ENTRE O SONHO E A REALIDADE
Por Joaquim A. Rocha
CORDEIRO, Ricardo (Silvestre). Filho de Ricardo
Esteves Cordeiro, gerente da filial em Penso, Melgaço, dos Grandes Armazéns
Marcelino Ilídio Pereira & C.ª – Irmão -, com sede em Lisboa, e de Felismina,
ou Felisménia, Gonçalves, proprietária, moradores no lugar de Paranhão. Neto
paterno de João Esteves Cordeiro e de Rosa Lourenço; neto materno de José
Gonçalves e de Rosa Maria Exposta. Nasceu em Penso, Melgaço, a 16/11/1904 e foi
batizado na igreja católica a 20 desse mês e ano. Padrinhos: António Manuel
Fernandes e sua mulher, Maria Rosa Garcia, proprietários, moradores no lugar de
Bairro Grande. // A 2/7/1914 fez exame do 1.º grau na escola Conde de Ferreira,
Vila, obtendo um «ótimo» (Correio de Melgaço n.º
106, de 7/7/1914).
// Foi novo para Lisboa, onde trabalhou como empregado de escritório nos
referidos Armazéns (ver
Notícias de Melgaço n.º 215, de 3/12/1933). // Colaborava regularmente nos jornais
“Notícias de Melgaço” e “Terra Minhota”, este último de Monção. // Morreu tuberculoso,
na capital do país, a 26/10/1935, com apenas trinta e um anos de idade (Notícias de Melgaço n.º
290, de 10/11/1935).
// Creio que se tivesse estudado mais, se vivesse mais tempo, e com saúde,
teria sido um escritor razoável.
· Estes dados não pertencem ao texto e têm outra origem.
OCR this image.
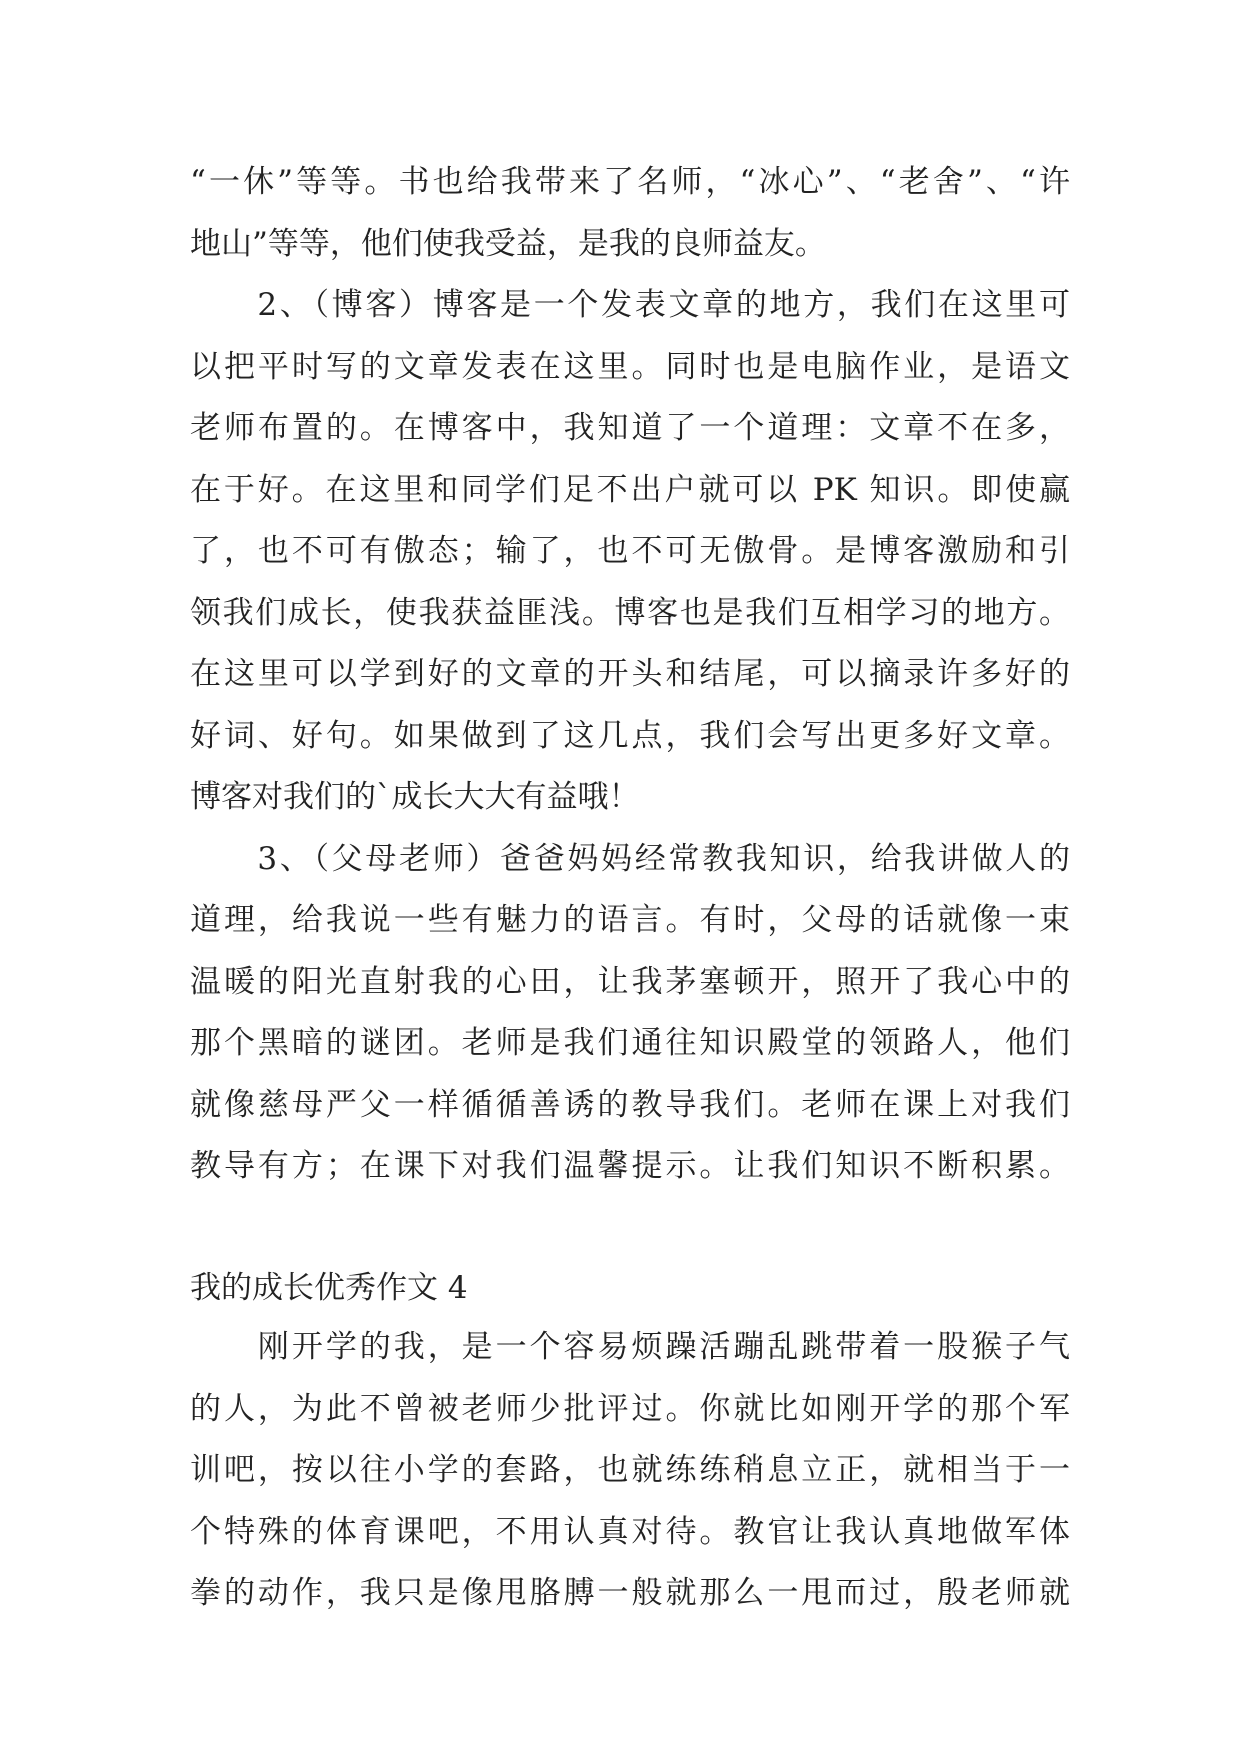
“一休”等等。书也给我带来了名师，“冰心”、“老舍”、“许
地山”等等，他们使我受益，是我的良师益友。
　　2、（博客）博客是一个发表文章的地方，我们在这里可
以把平时写的文章发表在这里。同时也是电脑作业，是语文
老师布置的。在博客中，我知道了一个道理：文章不在多，
在于好。在这里和同学们足不出户就可以 PK 知识。即使赢
了，也不可有傲态；输了，也不可无傲骨。是博客激励和引
领我们成长，使我获益匪浅。博客也是我们互相学习的地方。
在这里可以学到好的文章的开头和结尾，可以摘录许多好的
好词、好句。如果做到了这几点，我们会写出更多好文章。
博客对我们的`成长大大有益哦！
　　3、（父母老师）爸爸妈妈经常教我知识，给我讲做人的
道理，给我说一些有魅力的语言。有时，父母的话就像一束
温暖的阳光直射我的心田，让我茅塞顿开，照开了我心中的
那个黑暗的谜团。老师是我们通往知识殿堂的领路人，他们
就像慈母严父一样循循善诱的教导我们。老师在课上对我们
教导有方；在课下对我们温馨提示。让我们知识不断积累。
我的成长优秀作文 4
　　刚开学的我，是一个容易烦躁活蹦乱跳带着一股猴子气
的人，为此不曾被老师少批评过。你就比如刚开学的那个军
训吧，按以往小学的套路，也就练练稍息立正，就相当于一
个特殊的体育课吧，不用认真对待。教官让我认真地做军体
拳的动作，我只是像甩胳膊一般就那么一甩而过，殷老师就
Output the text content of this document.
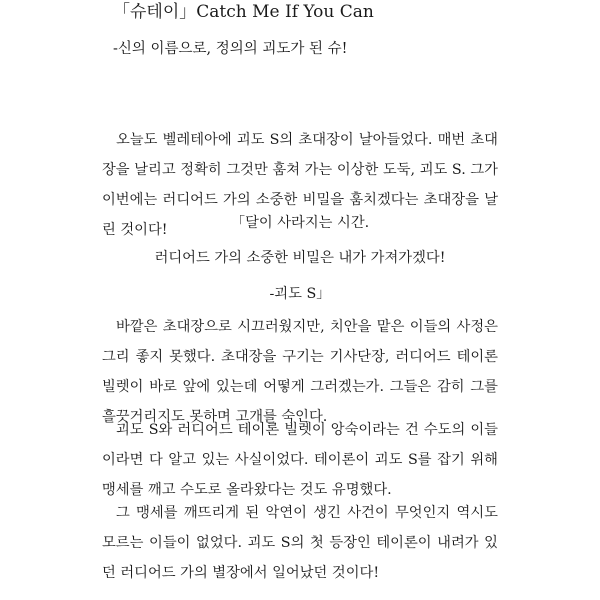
「슈테이」Catch Me If You Can
-신의 이름으로, 정의의 괴도가 된 슈!

오늘도 벨레테아에 괴도 S의 초대장이 날아들었다. 매번 초대장을 날리고 정확히 그것만 훔쳐 가는 이상한 도둑, 괴도 S. 그가 이번에는 러디어드 가의 소중한 비밀을 훔치겠다는 초대장을 날린 것이다!	「달이 사라지는 시간.
러디어드 가의 소중한 비밀은 내가 가져가겠다!
-괴도 S」

바깥은 초대장으로 시끄러웠지만, 치안을 맡은 이들의 사정은 그리 좋지 못했다. 초대장을 구기는 기사단장, 러디어드 테이론 빌렛이 바로 앞에 있는데 어떻게 그러겠는가. 그들은 감히 그를 흘끗거리지도 못하며 고개를 숙인다.

괴도 S와 러디어드 테이론 빌렛이 앙숙이라는 건 수도의 이들이라면 다 알고 있는 사실이었다. 테이론이 괴도 S를 잡기 위해 맹세를 깨고 수도로 올라왔다는 것도 유명했다.

그 맹세를 깨뜨리게 된 악연이 생긴 사건이 무엇인지 역시도 모르는 이들이 없었다. 괴도 S의 첫 등장인 테이론이 내려가 있던 러디어드 가의 별장에서 일어났던 것이다!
Talento não lhe faltava; porém, as três parcas
decidiram encurtar-lhe a vida, e só elas é que têm esse poder. Nós, os simples
mortais, nada podemos fazer contra os deuses. A pequena história que a seguir
vai ler, caro leitor, é semelhante a tantas outras. O jovem apaixona-se, ela
julga estar pelo beicinho, mas descobre que afinal a sua paixão não é bastante
forte para assumir um compromisso que pode durar uma vida. Age com rapidez,
para não se arrepender mais tarde. Ele sofrerá, é certo, mas como é novo
depressa arranjará outra namorada, esquecendo aquela. // O local onde se
encontraram pela primeira vez parece ser nas Termas do Peso, Melgaço. Todos os
anos os hotéis: Ranhada, Rocha, Figueiroa, Boavista, etc., se enchiam de
hóspedes; os doentes iam tratar-se da diabetes com a água mineral milagrosa. Alguns
melhoravam, e daí a fama que essas águas tiveram em Portugal e não só. Na
década de sessenta do século vinte, devido em parte à guerra colonial, os
jovens fugiram, ou emigraram, para França, Alemanha, Suíça, etc., e as termas
de Melgaço foram morrendo pouco a pouco, devido à falta de pessoal e à idade
dos proprietários dos hotéis. // Existe também a hipótese de estarmos perante
um conto ficcional, uma pequena história de amor falhada. A realidade e a
ficção por vezes confundem-se. Vamos então conhecer o interessante texto. Lê-se
no Notícias de Melgaço n.º 3, de 3/3/1929:
«O DESTINO CRUEL. O mês de Julho tinha-se vestido de galas para
começar a receber os filhos da terra, e também os forasteiros que nesta quadra
ali vão descansar às vezes, de alguns anos de trabalhos. Pelos campos, e pelos
montes, a verdura, em um matiz variado, deleitava-nos o olhar, em uma
contemplação de êxtase. Toda aquela policromia de cores e tons esquisitos fazia
nascer nos nossos corações – ainda nos mais insensíveis – ilusões que se
arreigam ao espírito e que nos tornam a vida imaginária e linda. Os dias
esplêndidos de verão, abundantes de sol, corriam velozes, numa atmosfera cor de
esperança, muito deslumbrante a desaparecer no azul do infinito. Ao desabrochar
desta apoteose variegada de tons e de deleites, olhando as belezas naturais da
minha terra, principiavam a chegar alguns rapazes para férias. Por um dia de
calmaria insuportável fui surpreendido com o abraço de um amigo, que veio a ser
depois um companheiro de folguedos e inseparável nalgumas regiões para que
fomos convidados. E como destas pequenas festas nascem sempre inclinações e
simpatias particulares, o meu amigo confessou sentir o coração desassossegado,
sintoma seguro de que distinguia uma menina xis que também não se mostrava
indiferente. Organizaram-se passeios, que se realizaram, e o parzinho notava-se
quase pela ingenuidade do conjunto, naqueles rápidos e breves divertimentos.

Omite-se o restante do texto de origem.